Integrated reporting, says GC Laura Stein, who also co-sponsors the company’s social responsibility and enterprise risk management programmes, was a response to changing expectations Clorox is facing in the market. ‘We found our CSR strategy and business strategy overlapped on so many key indicators that it no longer made sense to treat them as independent documents. In giving a total company narrative, we are outlining to stakeholders the entire set of issues we face, backed up by external auditing across several ESG [environmental, social and corporate governance] metrics. We treat the ESG portion of our report with the same care and legal diligence as we treat the financial report. Both are documents outlining risks investors can expect to face and, from a legal perspective, both should be just as accurate.’

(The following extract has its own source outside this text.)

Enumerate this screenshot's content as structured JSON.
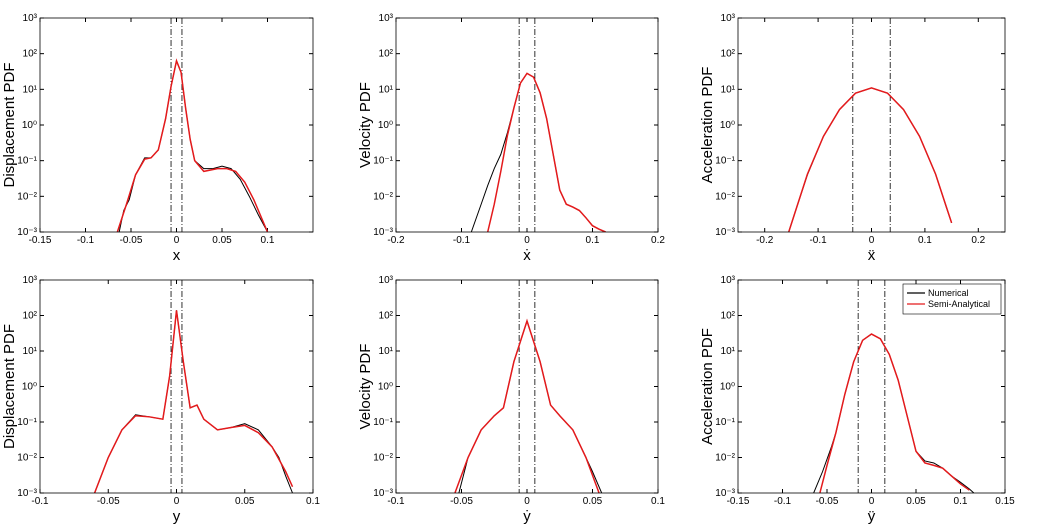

This shift toward monitoring sustainability has led Stein to partner with parts of the business that GCs rarely encounter. ‘A successful sustainability strategy requires you to ignore silos and work across business lines. I sit with our R&D teams to look at how we can make our products more sustainable. This isn’t about telling our people how to comply with laws – it’s going far beyond the law to address the future of our business. It’s in these areas that I really see how a sustainability strategy is good for driving innovation.’
This, says Stein, is a lesson that all GCs should learn. ‘Almost all aspects of sustainability will trip into the legal field and if you set a standard or a code of conduct as a company, you need someone to drive that forward in a realistic way. One of the reasons our CEO and board entrusted me with this role is that there are many things in the GC’s background that are helpful in driving a sustainability strategy.’